2015 Webster Award winner and Player of the Year Rodrigo Orozco is a 20-year-old Panamanian who signed as an international free agent. Orozco was a star in the DSL last year before jumping all the way to Bluefield and continuing to hit, slashing .300/.368/.435 before a three-game trip to Vancouver (where he hit two doubles and a single in nine at bats while walking four times). Orozco has a bit of pop, hitting 16 doubles, a triple and four home runs for the Blue Jays while walking in 9.4% of his plate appearances and striking out in only 13.8%. Orozco is an intriguing young player who I’m looking forward to getting a look at in 2016 probably in Lansing.
Freddy Rodriguez, another international free agent, from the same class as Yeltsin Gudino, made his Appalachian League debut at the age of 18. Rodriguez’s numbers held fairly stable from year to year, even considering his promotion from the GCL to the Appy League. Rodriguez hit .232/.298/.323 with a 7.7% walk rate and 22.0% strikeout rate, both fairly steady from last year (including a 1.3% strikeout rate drop). Rodriguez is hitting with a bit of power, hitting four doubles, a triple and three home runs but he’s still not doing what one might hope from a corner outfielder. Rodriguez, like Gudino, could got to Vancouver next year and still be young for the level or, if the Jays are really pushing, he could go to Lansing.
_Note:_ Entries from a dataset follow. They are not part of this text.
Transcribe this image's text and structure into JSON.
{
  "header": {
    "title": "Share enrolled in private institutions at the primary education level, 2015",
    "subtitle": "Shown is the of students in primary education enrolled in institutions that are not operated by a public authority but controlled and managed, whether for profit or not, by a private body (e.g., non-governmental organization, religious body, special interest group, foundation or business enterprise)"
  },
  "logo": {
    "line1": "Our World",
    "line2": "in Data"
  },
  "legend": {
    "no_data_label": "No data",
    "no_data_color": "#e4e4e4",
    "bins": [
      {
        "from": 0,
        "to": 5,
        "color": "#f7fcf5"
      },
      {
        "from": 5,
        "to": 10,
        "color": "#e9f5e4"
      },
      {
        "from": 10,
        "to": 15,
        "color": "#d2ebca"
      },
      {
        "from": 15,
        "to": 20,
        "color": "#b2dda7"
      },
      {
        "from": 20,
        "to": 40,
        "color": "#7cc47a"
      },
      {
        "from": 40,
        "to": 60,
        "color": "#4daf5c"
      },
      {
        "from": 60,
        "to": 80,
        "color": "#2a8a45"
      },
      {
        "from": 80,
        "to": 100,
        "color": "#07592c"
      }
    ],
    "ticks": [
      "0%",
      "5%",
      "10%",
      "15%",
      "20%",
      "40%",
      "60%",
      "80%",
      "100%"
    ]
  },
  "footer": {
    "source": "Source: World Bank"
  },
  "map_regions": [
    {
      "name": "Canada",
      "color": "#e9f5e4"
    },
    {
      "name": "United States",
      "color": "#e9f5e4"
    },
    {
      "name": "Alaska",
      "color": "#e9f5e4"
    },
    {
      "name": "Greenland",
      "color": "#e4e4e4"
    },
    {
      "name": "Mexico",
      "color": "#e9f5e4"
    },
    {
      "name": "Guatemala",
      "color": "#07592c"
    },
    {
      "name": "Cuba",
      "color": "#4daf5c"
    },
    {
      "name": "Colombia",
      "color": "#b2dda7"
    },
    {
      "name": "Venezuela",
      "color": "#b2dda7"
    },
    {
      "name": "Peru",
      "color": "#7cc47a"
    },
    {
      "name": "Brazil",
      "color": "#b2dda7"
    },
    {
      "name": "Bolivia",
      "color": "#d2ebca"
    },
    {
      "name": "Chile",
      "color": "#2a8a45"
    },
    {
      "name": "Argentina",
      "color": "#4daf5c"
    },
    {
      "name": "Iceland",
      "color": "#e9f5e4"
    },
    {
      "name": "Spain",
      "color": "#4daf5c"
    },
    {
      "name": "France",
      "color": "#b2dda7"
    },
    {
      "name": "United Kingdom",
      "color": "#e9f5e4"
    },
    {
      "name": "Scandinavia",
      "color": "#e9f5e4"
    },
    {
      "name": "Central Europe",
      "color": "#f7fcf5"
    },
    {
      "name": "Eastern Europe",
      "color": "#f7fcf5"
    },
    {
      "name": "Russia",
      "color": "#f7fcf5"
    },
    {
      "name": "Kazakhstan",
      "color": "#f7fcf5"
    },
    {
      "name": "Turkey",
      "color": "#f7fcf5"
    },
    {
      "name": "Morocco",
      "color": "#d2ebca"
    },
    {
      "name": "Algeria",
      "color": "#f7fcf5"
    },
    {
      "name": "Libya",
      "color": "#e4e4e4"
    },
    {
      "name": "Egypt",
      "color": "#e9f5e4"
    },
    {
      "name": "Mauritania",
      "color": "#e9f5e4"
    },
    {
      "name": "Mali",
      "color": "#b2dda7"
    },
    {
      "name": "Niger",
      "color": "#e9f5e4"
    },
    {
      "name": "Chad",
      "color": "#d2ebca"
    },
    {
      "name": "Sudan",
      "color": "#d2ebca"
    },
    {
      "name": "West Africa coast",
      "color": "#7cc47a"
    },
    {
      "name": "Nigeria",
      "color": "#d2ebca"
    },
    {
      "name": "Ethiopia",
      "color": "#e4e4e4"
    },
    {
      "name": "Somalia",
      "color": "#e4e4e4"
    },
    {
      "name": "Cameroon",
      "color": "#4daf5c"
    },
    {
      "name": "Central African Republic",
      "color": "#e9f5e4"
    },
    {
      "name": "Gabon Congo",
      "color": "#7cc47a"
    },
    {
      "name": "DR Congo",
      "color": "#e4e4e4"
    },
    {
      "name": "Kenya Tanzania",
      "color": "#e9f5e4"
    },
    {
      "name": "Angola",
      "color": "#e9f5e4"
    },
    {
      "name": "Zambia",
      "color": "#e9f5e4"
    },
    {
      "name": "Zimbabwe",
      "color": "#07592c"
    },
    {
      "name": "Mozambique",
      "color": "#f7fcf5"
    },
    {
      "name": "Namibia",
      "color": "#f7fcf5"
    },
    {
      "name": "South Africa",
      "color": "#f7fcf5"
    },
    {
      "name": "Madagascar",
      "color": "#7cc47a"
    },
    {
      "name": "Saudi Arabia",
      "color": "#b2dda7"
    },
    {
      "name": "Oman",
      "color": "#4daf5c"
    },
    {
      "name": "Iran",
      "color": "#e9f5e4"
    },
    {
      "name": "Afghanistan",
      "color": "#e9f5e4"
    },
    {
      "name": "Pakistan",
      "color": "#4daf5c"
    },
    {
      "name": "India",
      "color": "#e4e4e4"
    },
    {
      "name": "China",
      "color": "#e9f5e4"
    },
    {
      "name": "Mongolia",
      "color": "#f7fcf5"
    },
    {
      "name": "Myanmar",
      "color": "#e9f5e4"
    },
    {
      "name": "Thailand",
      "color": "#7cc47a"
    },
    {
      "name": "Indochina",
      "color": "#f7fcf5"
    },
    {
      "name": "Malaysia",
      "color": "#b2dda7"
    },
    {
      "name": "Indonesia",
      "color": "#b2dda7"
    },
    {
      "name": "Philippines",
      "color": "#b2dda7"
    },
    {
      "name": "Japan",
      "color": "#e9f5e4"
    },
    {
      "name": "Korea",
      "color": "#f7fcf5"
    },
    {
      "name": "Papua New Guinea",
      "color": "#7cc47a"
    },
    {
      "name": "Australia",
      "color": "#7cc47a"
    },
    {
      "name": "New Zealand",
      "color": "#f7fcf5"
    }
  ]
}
22nd-round pick in 2015, Nick Sinay came out of Buffalo, New York and played in 33 games for the Bluefield club, hitting .227/.382/.307. The most impressive number there is the 13.4% walk rate in 112 plate appearances but he had only five extra-base hits (four doubles and a home run) in 20 hits. He might have a pretty good arm, throwing out four runners in just 29 games.
Infielder Aaron Attaway came to the plate 102 times in 2015 with Bluefield, also getting into five games with the Dunedin Blue Jays. The stats weren’t great overall with a .216/.297/.307 line, Attaway is a flexible infielder, capable of playing short, second and third and will probably be a utility infielder in Vancouver next year as a 24 year old.
Catcher Andres Sotillo, a 21-year-old Venezuelan, has been a backup in rookie ball for several years now. This year, he had one of his best with the bat, hitting .250/.375/.403 with a double, two triples and two home runs in just 89 plate appearances, walking nine times and striking out 16 times.
Oft-injured Jacob Anderson made his return in 2015 after playing in just three games since 2012. Anderson got into just 19 games and hit .159/.206/.190 with just one walk and 23 strikeouts in 68 plate appearances but anything has to be seen as a small victory. Next year, Anderson is going to need to produce, particularly now that he’s 22.
Dave Pepe was another backup outfielder, playing in just 23 games and coming to the plate 55 times. He hit .222/.321/.244 and was able to get walks without striking out much. Dean Bell (son of George), hit .163/.213/.233 at his highest level yet, playing in 17 games. After seven games, hitting .200/.231/.280, infielder Edwin Fuentes was released by the Blue Jays back in July. Another backup catcher, Brett Wellman had just 22 plate appearances all year, 18 of them in Bluefield, and hit .222/.364/.222.